Thomson’s Turning Point

Published on January 21st, 2017

By Matt Sheahan
After 24,000 nautical miles and 74 days he was barely across the finishing line of the Vendée Globe and already declaring that he wanted another go.

Conditions were below zero as the sun rose over Les Sables d’Olonne. He had slept just five hours in the last three days and none in the last 24hours. He had declared he was ‘dangerously exhausted’ some days before. British solo sailor Alex Thomson was running on empty, finishing as the bridesmaid and yet already thinking of the next race.

Offshore sailors rarely say this. They have notoriously short memories, which allow them to recover quickly and go back out for another go, but few ever make such a bold statement so soon after a grueling race.

But Thomson is different. His story, a remarkable one in which one of the best known names in British offshore sailing has changed in front of our eyes in 12 months. More importantly, it’s clear that Thomson knows he has changed too.

From a bold, often fearless sailor with a reputation for keeping his foot hard to the floor longer than may have been good for him, Thomson has emerged from this 2016/17 edition as a determined, relentless, smart thinking long distance sailor. After a lifetime racing long distance offshore, his career has turned a corner, not simply because he improved his position in the Vendée Globe by one place, but because he knows he and his team have managed to arrange their ducks in a row in a way that has not been possible before.

The team has a fast boat, a smart sailor and the depth of experience that can only be gained from thousands of miles and regular attendance at the school of hard knocks.

As he was interviewed on the foredeck just minutes after crossing the line, it was also clear from his comments that he has spent months dealing with the agonising thought that if his starboard foil hadn’t broken the outcome could have been quite different.

“I’ve dealt with that,” he said when asked about how much the broken foil had hampered his performance. “It’s been the toughest part of this race. I’ve dealt with it and I really don’t want to discuss it anymore.”
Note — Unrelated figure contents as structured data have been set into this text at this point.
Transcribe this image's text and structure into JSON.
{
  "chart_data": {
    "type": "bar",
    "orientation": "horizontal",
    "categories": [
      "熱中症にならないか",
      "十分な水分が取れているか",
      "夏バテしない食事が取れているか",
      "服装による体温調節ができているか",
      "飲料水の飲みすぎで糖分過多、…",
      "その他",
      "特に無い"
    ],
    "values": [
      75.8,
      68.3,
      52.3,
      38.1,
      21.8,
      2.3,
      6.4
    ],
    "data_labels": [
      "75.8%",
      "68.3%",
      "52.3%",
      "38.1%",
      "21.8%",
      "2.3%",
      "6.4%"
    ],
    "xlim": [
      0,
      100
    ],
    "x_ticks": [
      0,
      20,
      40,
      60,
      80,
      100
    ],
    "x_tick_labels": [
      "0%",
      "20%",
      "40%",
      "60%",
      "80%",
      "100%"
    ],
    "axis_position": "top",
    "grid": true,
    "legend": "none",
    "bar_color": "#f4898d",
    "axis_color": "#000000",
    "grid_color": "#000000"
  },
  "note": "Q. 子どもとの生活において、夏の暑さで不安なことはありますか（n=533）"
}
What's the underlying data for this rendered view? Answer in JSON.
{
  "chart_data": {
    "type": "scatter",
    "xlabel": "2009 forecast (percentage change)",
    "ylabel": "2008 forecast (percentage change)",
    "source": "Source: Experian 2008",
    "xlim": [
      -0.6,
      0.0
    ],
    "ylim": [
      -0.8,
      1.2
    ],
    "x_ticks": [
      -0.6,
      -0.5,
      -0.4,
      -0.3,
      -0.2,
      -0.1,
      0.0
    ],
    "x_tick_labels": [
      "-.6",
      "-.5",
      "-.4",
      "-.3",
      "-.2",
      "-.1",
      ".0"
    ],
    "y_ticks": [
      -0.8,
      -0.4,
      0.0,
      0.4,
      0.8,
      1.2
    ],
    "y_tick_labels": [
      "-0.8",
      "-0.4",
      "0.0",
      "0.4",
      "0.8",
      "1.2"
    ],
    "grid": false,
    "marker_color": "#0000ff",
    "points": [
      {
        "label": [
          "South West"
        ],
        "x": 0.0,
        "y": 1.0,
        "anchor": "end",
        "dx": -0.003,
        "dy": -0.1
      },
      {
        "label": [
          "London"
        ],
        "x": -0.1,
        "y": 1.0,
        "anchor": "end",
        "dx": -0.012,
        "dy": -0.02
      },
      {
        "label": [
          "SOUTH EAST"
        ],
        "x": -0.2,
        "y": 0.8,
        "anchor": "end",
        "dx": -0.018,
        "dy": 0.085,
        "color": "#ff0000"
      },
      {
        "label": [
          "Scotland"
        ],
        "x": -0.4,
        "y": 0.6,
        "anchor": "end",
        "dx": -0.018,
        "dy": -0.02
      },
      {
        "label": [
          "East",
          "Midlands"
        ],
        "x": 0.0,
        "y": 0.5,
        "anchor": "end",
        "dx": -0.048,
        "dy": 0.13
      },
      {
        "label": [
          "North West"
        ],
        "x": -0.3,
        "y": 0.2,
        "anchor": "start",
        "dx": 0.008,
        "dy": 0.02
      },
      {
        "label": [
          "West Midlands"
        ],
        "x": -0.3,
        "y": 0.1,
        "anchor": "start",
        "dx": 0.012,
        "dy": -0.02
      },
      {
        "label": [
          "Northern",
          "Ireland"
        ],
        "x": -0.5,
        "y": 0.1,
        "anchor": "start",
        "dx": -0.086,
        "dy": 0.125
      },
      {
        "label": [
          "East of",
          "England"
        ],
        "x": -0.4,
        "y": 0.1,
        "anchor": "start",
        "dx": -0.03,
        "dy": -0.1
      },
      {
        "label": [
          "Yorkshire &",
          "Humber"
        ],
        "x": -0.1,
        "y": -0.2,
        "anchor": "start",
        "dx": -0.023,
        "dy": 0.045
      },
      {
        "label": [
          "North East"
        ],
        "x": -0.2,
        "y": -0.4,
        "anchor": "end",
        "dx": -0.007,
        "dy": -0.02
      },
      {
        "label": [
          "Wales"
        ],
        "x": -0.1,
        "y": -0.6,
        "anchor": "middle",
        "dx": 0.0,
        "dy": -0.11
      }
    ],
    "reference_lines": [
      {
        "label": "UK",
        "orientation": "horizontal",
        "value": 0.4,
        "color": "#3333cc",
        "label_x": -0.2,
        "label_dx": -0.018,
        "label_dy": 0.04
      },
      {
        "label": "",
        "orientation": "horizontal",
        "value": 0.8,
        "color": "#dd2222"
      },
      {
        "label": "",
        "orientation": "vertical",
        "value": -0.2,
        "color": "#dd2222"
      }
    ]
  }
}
It’s easy to understand his view. Many faced with the same position would have doubtless arrived at the finish barely concealing their bitterness about what could have been, blaming the broken foil. But Alex had been tortured by this from an early stage of the race and had dealt with it by looking forwards.
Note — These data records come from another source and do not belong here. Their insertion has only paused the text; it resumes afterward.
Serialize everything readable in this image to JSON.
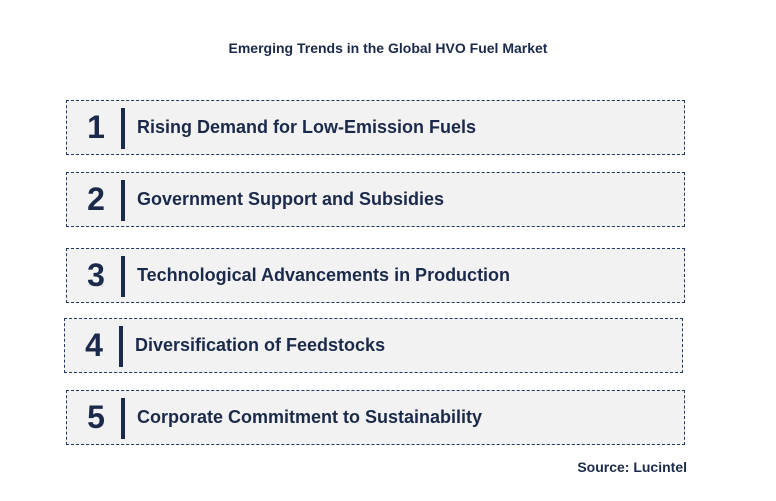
{
  "title": "Emerging Trends in the Global HVO Fuel Market",
  "trends": [
    {
      "number": "1",
      "label": "Rising Demand for Low-Emission Fuels"
    },
    {
      "number": "2",
      "label": "Government Support and Subsidies"
    },
    {
      "number": "3",
      "label": "Technological Advancements in Production"
    },
    {
      "number": "4",
      "label": "Diversification of Feedstocks"
    },
    {
      "number": "5",
      "label": "Corporate Commitment to Sustainability"
    }
  ],
  "source": "Source: Lucintel",
  "colors": {
    "text": "#1b2a4a",
    "box_fill": "#f2f2f2",
    "box_border": "#1f3864"
  }
}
Speak to any solo sailor and they will tell you that dealing with your emotions is the toughest thing. From spine tingling excitement and highs to deep lows, sailing alone is an emotional roller coaster. Add the size of his campaign, the pressure of expectation, the uncertainly of the boat’s structural integrity and the fear of it happening again or worse and it is easier to begin to understand how much mental effort it would have taken to stay in control, let alone take 800 miles out of Armel Le Cleac’h’ lead on the return stretch.
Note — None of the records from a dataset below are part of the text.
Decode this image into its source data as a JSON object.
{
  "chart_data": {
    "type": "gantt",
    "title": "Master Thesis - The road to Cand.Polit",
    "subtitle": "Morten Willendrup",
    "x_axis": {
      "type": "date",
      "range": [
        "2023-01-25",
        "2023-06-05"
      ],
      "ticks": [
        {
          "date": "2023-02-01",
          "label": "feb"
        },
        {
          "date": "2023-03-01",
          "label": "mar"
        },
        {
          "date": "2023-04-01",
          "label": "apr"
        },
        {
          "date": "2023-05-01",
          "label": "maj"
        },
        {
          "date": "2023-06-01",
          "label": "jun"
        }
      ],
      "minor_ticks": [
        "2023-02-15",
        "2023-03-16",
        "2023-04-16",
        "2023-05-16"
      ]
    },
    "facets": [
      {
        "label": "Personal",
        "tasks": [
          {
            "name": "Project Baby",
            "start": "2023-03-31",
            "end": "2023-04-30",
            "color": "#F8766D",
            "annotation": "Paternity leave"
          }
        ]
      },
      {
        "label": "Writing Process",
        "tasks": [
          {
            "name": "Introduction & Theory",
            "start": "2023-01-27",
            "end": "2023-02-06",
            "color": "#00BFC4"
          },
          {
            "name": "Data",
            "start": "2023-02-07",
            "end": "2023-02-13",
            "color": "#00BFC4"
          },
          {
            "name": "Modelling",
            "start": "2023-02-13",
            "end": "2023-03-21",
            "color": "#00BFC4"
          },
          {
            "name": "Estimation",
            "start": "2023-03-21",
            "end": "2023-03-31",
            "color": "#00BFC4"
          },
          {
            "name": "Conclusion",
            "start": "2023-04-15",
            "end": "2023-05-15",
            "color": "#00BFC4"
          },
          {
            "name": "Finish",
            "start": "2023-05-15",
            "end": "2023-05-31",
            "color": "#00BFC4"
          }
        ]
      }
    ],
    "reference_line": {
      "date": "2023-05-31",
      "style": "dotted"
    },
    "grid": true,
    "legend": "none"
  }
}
Even then there was more to his transformation than a cruel blow in the opening stages of the race.

Just over a year ago he and his crew member Guillermo Altadill were stuck inside the then brand new upturned boat, 82 miles off the north coast of Spain. A terrifying experience in anybody’s language. Stepping back aboard the same boat to set off alone, for 24,000 miles took great strength of character, let alone the herculean task on the part of the team to get the boat repaired and afloat in time.

Thomson was quick to credit the team here and did so with respect and sincere gratitude. But it was clear once again that his mental battle around the world started a long time before he slipped his lines in Les Sables d’Olonne last November.

Back then, I like many, suspected that this would be Thomson’s last big push around the world. And as he threw everything he had at the first leg south towards the equator, it seemed easy to relate this single minded, focused state of mind to a personal pact that he had made that this was the big one. Now or never.

Whether this was true or not, 74 days later he returned a different man to the one we thought we knew.

He said he didn’t enjoy it as much as the previous one. He was quick to acknowledge the stress and struggled to remember the fun times or amusing events during his trip. But to those that watched his regular video blogs he was both entertaining and an inspiration, telling it how it was. Few sailors in contention for the lead would record themselves wincing as the boat slammed through waves at break neck speeds. Few would be prepared to reveal their nerves and fear as they counted out boat speeds rising into the 30 knot range – Thomson did and his story was captivating.

Of course, there’s time for him to change his mind, soften his views and settle back into life ashore. We all say thing in the heat of the moment that change as the dust settles. But Thomson doesn’t back track.

He knows his performance was more than a second place and a world speed record; it was a step up into another league.